Loaf cooked under pan
The most impressive result. Baked with the 30 minute ferment, in a tin, covered by an inverted saucepan. The crust isn’t overly dark and the crumb nice and open. The rise has allowed the top of the loaf to be pleasantly crusty and for the dough to fill the tin, as demonstrated by the smooth sides of the loaf.


Baking Powder Bread

Recipe adapted from MANNA by Walter T. Banfield, 1938.

For the ferment:

285ml cold whole milk
225g plain white flour

For the rest of the loaf
150g plain white flour + 40g (maybe)
12g cream of tartar + 6g of bicarbonate of soda OR 24g baking powder[1]
25g lard or butter
1/2 tsp salt
10g golden syrup, agave nectar or mild-flavoured honey

  • Whisk the milk and flour together and cover the bowl with plastic. I use the bowl of my stand mixer, so that I can use the machine to mix in the rest of the ingredients later.
  • Set aside for 30 minutes.
  • Preheat the oven to 210°C, 190°C Fan.
  • Grease a deep, 20cm, loose-bottom cake tin or similar.
  • Put the remaining ingredients into the bowl of a food processor and blitz to combine.

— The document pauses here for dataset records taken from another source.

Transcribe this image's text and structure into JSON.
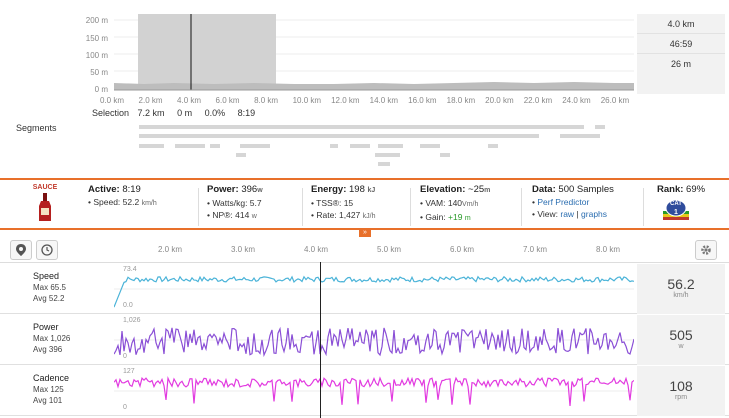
{
  "top_chart": {
    "y_ticks": [
      "200 m",
      "150 m",
      "100 m",
      "50 m",
      "0 m"
    ],
    "x_ticks": [
      "0.0 km",
      "2.0 km",
      "4.0 km",
      "6.0 km",
      "8.0 km",
      "10.0 km",
      "12.0 km",
      "14.0 km",
      "16.0 km",
      "18.0 km",
      "20.0 km",
      "22.0 km",
      "24.0 km",
      "26.0 km"
    ],
    "readout": [
      "4.0 km",
      "46:59",
      "26 m"
    ]
  },
  "selection": {
    "label": "Selection",
    "distance": "7.2 km",
    "elevation": "0 m",
    "grade": "0.0%",
    "time": "8:19"
  },
  "segments_label": "Segments",
  "sauce": {
    "logo_text": "SAUCE",
    "active_label": "Active:",
    "active_value": "8:19",
    "speed_line": "• Speed: 52.2",
    "speed_unit": "km/h",
    "power_label": "Power:",
    "power_value": "396",
    "power_unit": "w",
    "wkg_line": "• Watts/kg: 5.7",
    "np_line": "• NP®: 414",
    "np_unit": "w",
    "energy_label": "Energy:",
    "energy_value": "198",
    "energy_unit": "kJ",
    "tss_line": "• TSS®: 15",
    "rate_line": "• Rate: 1,427",
    "rate_unit": "kJ/h",
    "elev_label": "Elevation:",
    "elev_value": "~25",
    "elev_unit": "m",
    "vam_line": "• VAM: 140",
    "vam_unit": "Vm/h",
    "gain_prefix": "• Gain:",
    "gain_value": "+19",
    "gain_unit": "m",
    "data_label": "Data:",
    "data_value": "500 Samples",
    "predictor_prefix": "•",
    "predictor_link": "Perf Predictor",
    "view_prefix": "• View:",
    "view_raw": "raw",
    "view_sep": "|",
    "view_graphs": "graphs",
    "rank_label": "Rank:",
    "rank_value": "69%",
    "badge_text": "CAT",
    "badge_num": "1"
  },
  "streams_x_ticks": [
    "2.0 km",
    "3.0 km",
    "4.0 km",
    "5.0 km",
    "6.0 km",
    "7.0 km",
    "8.0 km"
  ],
  "rows": [
    {
      "title": "Speed",
      "max": "Max 65.5",
      "avg": "Avg 52.2",
      "axis_max": "73.4",
      "axis_min": "0.0",
      "value": "56.2",
      "unit": "km/h",
      "color": "#4ab3d8"
    },
    {
      "title": "Power",
      "max": "Max 1,026",
      "avg": "Avg 396",
      "axis_max": "1,026",
      "axis_min": "0",
      "value": "505",
      "unit": "w",
      "color": "#8a4fd6"
    },
    {
      "title": "Cadence",
      "max": "Max 125",
      "avg": "Avg 101",
      "axis_max": "127",
      "axis_min": "0",
      "value": "108",
      "unit": "rpm",
      "color": "#e23ae0"
    }
  ]
}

Make sure the sugar syrup mixes in thoroughly and isn’t left stuck to the side of the bowl.
  • When the milk mixture has sat for 30 minutes, add the rest of the ingredients and stir to combine. If the mixture seems a little too wet, add up to 40g more flour, until it is dry enough to handle.
  • Working quickly, knead the dough a few times to smooth it out, and shape it into a disk.
  • Drop the disk of dough into the prepared tin and put the tin onto a baking sheet.
  • Invert a large saucepan or casserole over the top of the tin to keep in the steam. Make sure the rim lies flat against the baking sheet.
  • Bake for 30 minutes.
  • Remove the pan covering the loaf and bake for a further 10-15 minutes, until crisped and brown and sounding hollow when tapped on the bottom.
  • Cool completely on a wire rack before using.


You can use this basic method to make any number of different flavoured loaves, merely by mixing up the types of flour you use in both the ferment and the remaining ingredients: barley flour, oat flour, wholemeal, brown, etc.

Also consider adding interesting texture in the form of flax seeds, pinhead oatmeal, bran, wheatgerm etc.

The sugar syrup can also be varied by using treacle, maple syrup, malt, and so on.

Whatever changes you decide on, just make sure the overall quantity of flour remains constant.

Here are a couple of combinations to get you started. These loaves are slightly denser, so they have the enrichment of a little beaten egg to help lift the texture. I know half an egg is a ridiculous amount – sorry about that – the quantities for a whole egg were huge, and would require a huge oven to bake in. Use a small egg if you can find them, or double the recipe and make 2 loaves (as long as you’ve got 2 large pots to cover them as they bake) or one giant loaf.

  • Wholemeal/Granary Bread
    • 285ml cold milk
    • 150g brown flour
    • 75g plain white flour
    • ——
    • 150g wholemeal or granary flour
    • 12g cream of tartar + 6g of bicarbonate of soda OR 24g baking powder
    • 25g lard or butter
    • ½ tsp salt
    • 10g treacle or molasses
    • ½ large egg – whisked
  • Oat Bread
    • 285ml cold milk
    • 150g brown flour
    • 75g plain white flour
    • ——
    • 150g oat flour
    • 12g cream of tartar + 6g of bicarbonate of soda OR 24g baking powder
    • 25g lard or butter
    • ½ tsp salt
    • 10g treacle or molasses
    • ½ large egg – whisked

[1] Commercial baking powder is usually 25% rice flour or cornflour, to keep the active ingredients from clumping. The cream of tartar and bicarbonate of soda are the actual active ingredients, and therefore all you need to add. If, however, you’re using commerical baking powder, you’ll need to add 24g in order to get the above quantities of active ingredients.